Shielded cable installation infrastructure (towers and masts), as well as antennas and the router itself, must be properly grounded, and lightning arrestors must be installed on all external antenna cables (near the antennas or on the antennas themselves) to prevent equipment damage and human injury. Note that lightning arrestors will not have any effect if not grounded.
Use 1 AWG (7mm in diameter) wire with corrosion-resistant connectors for grounding. Be sure to check that the grounding infrastructure you use is indeed functional (as opposed to decorative-only grounding present on some sites). For smaller devices, you can use thinner wire.
- Only shielded and outdoor usage Ethernet cables should be used, the magnetic shield should be grounded via shielded RJ-45 connector or via an additional wire that is soldered to RJ45 or ground wire.
- The grounding wire should be connected to RouterBOARD (to the mounting point where the board is fastened to the outdoor box), this wire is connected to the bottom of the tower, and the connection to the tower is according to the standards. The antenna grounding wire is connected near the RouterBOARD Outdoor case, this wire could be connected to the same RouterBOARD grounding wire.
- Ethernet port lightning protectors are not recommended, as most of them are not intended to use for PoE (they are shortening PoE supply). If protectors are used, they could be placed at the outdoor case, where RouterBOARD and grounding pads are connected.
Example grounding wire attachment screw on an outdoor case:
ESD Protection on RouterBOARD devices
- Three arrows mark the grounding inside the ethernet port, the shielded cable connects it's a shield to these two grounding pins via the metallic Ethernet connector.
- The middle arrow points to the metal plate inside the port, which connects the grounding pins to the board. The board needs to be grounded at the mounting hole (put grounding wire on the screw when you mount the board inside a case). Any surges will go from the grounding pins to the grounding plate, to the board, and then to the grounding installation.
- The two separate arrows show the ESD protection chips on the board - in case there was no shielded cable, to protect the CPU and other parts of the board.
The protection is not too effective if you only use shielded cable, and don't ground the board itself. You need to do both things to be successful. See below for possible methods, option 1 is recommended.
Grounding RouterBOARD installations
There are two methods, one of them more effective than the other.
PoE with shielded connectors:
- Using a Shielded cable + Board is grounded: If you connect grounding to the mounting point of the RB711 (or the mounting loop inside the SXT door), you don't necessarily need to ground the device at another end of the shielded cable.
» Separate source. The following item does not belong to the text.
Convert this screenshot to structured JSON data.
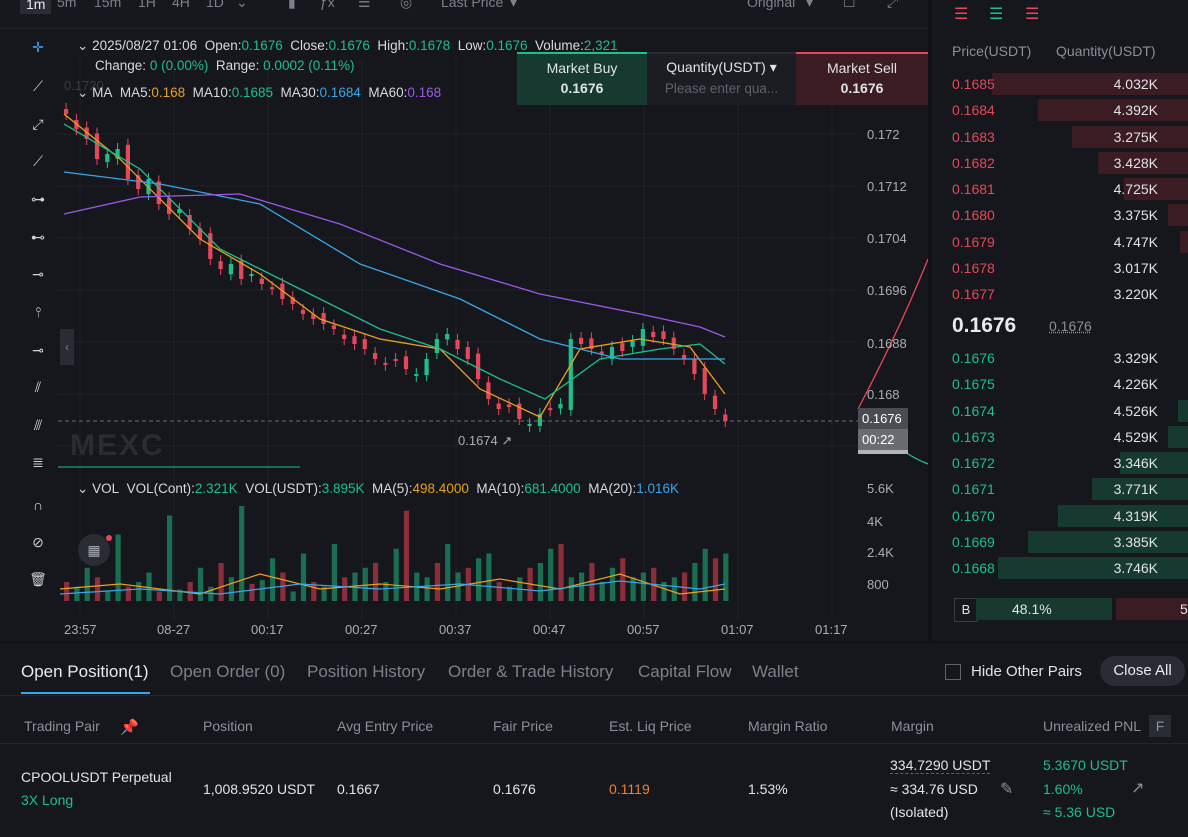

Just using a shielded cable is enough. Special PoE is also not needed. This is the best option to protect against all ESD damage.
- Using only shielded cable: If you can't ground the RB711/SXT/another device itself, you can ground the device on the other end of your shielded cable (switch, router, etc). If you need to use PoE, the injector with a metal shielding around connectors will be required, because it allows the shielded cable to be used. This method is not recommended, better ground the board itself also (option 1).
Illustrations of the above methods
Method #1 (shielded cable + grounding of the device):
Method #2 (only shielded cable):
You should not use PSE with the positive terminal connected to PE if it powers a MikroTik device. It may cause a short circuit, harm you and your device.
Even if you don't ground the outdoor wireless device, and only use a shielded cable, you should still ground the device it's connected to (indoors). Ie. the switch, routerboard, or PC.